MIT Earth Resources Laboratory presents Dr. Alexander Rozhko, Principal Rock Mechanics Engineer at Equinor, on "Spectral changes of seismic wave energy in a partially saturated rock: contact angle hysteresis phenomena." "Low-frequency shadows are frequently interpreted as attenuation phenomena due to partial saturation with free gas. However, several researchers have argued that shadows are not necessarily a simple attenuation phenomenon because low-frequency energy must have been added or amplified by some physical or numerical process. Attenuation alone should simply attenuate higher frequencies, not boost lower frequencies. The physical or numerical effects explaining this phenomenon are still debatable in literature.
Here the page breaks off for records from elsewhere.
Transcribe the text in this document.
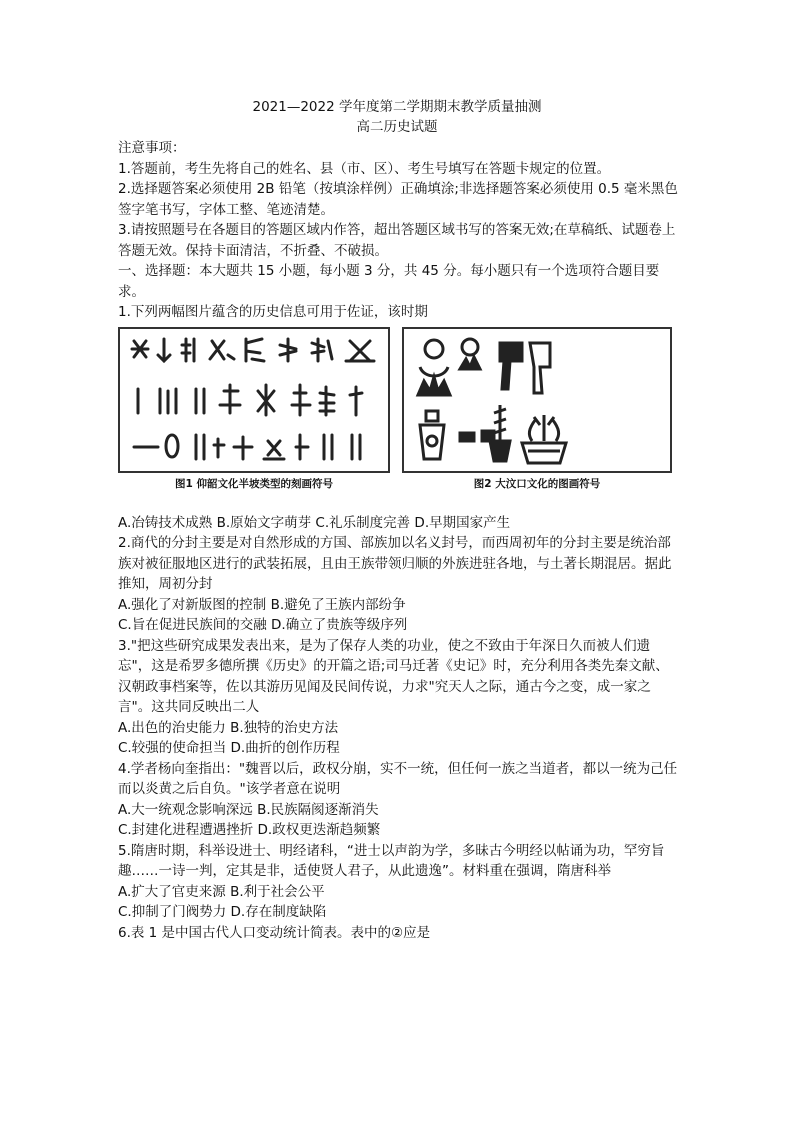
2021—2022 学年度第二学期期末教学质量抽测
高二历史试题

注意事项：

1.答题前，考生先将自己的姓名、县（市、区）、考生号填写在答题卡规定的位置。

2.选择题答案必须使用 2B 铅笔（按填涂样例）正确填涂;非选择题答案必须使用 0.5 毫米黑色签字笔书写，字体工整、笔迹清楚。

3.请按照题号在各题目的答题区域内作答，超出答题区域书写的答案无效;在草稿纸、试题卷上答题无效。保持卡面清洁，不折叠、不破损。

一、选择题：本大题共 15 小题，每小题 3 分，共 45 分。每小题只有一个选项符合题目要求。

1.下列两幅图片蕴含的历史信息可用于佐证，该时期

图1 仰韶文化半坡类型的刻画符号	图2 大汶口文化的图画符号

A.冶铸技术成熟 B.原始文字萌芽 C.礼乐制度完善 D.早期国家产生

2.商代的分封主要是对自然形成的方国、部族加以名义封号，而西周初年的分封主要是统治部族对被征服地区进行的武装拓展，且由王族带领归顺的外族进驻各地，与土著长期混居。据此推知，周初分封

A.强化了对新版图的控制 B.避免了王族内部纷争

C.旨在促进民族间的交融 D.确立了贵族等级序列

3."把这些研究成果发表出来，是为了保存人类的功业，使之不致由于年深日久而被人们遗忘"，这是希罗多德所撰《历史》的开篇之语;司马迁著《史记》时，充分利用各类先秦文献、汉朝政事档案等，佐以其游历见闻及民间传说，力求"究天人之际，通古今之变，成一家之言"。这共同反映出二人

A.出色的治史能力 B.独特的治史方法

C.较强的使命担当 D.曲折的创作历程

4.学者杨向奎指出："魏晋以后，政权分崩，实不一统，但任何一族之当道者，都以一统为己任而以炎黄之后自负。"该学者意在说明

A.大一统观念影响深远 B.民族隔阂逐渐消失

C.封建化进程遭遇挫折 D.政权更迭渐趋频繁

5.隋唐时期，科举设进士、明经诸科，“进士以声韵为学，多昧古今明经以帖诵为功，罕穷旨趣……一诗一判，定其是非，适使贤人君子，从此遗逸”。材料重在强调，隋唐科举

A.扩大了官吏来源 B.利于社会公平

C.抑制了门阀势力 D.存在制度缺陷

6.表 1 是中国古代人口变动统计简表。表中的②应是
To better understand the elastic wave energy's spectral changes in the partially saturated rock, we consider the hysteresis of contact angles phenomena inside the pore. We demonstrate that contact angles' hysteresis leads to the nonlinear energy exchange between frequencies, explaining wave energy boost at lower frequencies. Additionally, we show that at seismic frequencies, the attenuation 1/Q-factor due to friction of the contact line can be much larger than the attenuation due to viscous fluid flow inside the partially saturated rock. Our model depends on the wave amplitude and weakly depends on the wave frequency. The suggested model can help to interpret the low-frequency shadows, bright spots, microtremor, and attenuation anomalies frequently observed around hydrocarbon." Alexander Rozhko received B.Sc. in Physics (2000) and an M.Sc. in Geophysics (2002) from Novosibirsk State University, a Ph.D. in Physics (2007) from the University of Oslo, and Dr.Sc. in Earth, Universe and Environmental Sciences (2007) from Joseph Fourier University (dual degree). Currently, he works for Equinor ASA in Stavanger, Norway, at the Rock Mechanics department. From 2015 to 2020, he also worked as the Adjunct Professor in Reservoir Geomechanics at the University of Stavanger. His research interest includes rock physics/rock mechanics, multiphase fluid flow modeling, interfacial science, and IOR methods.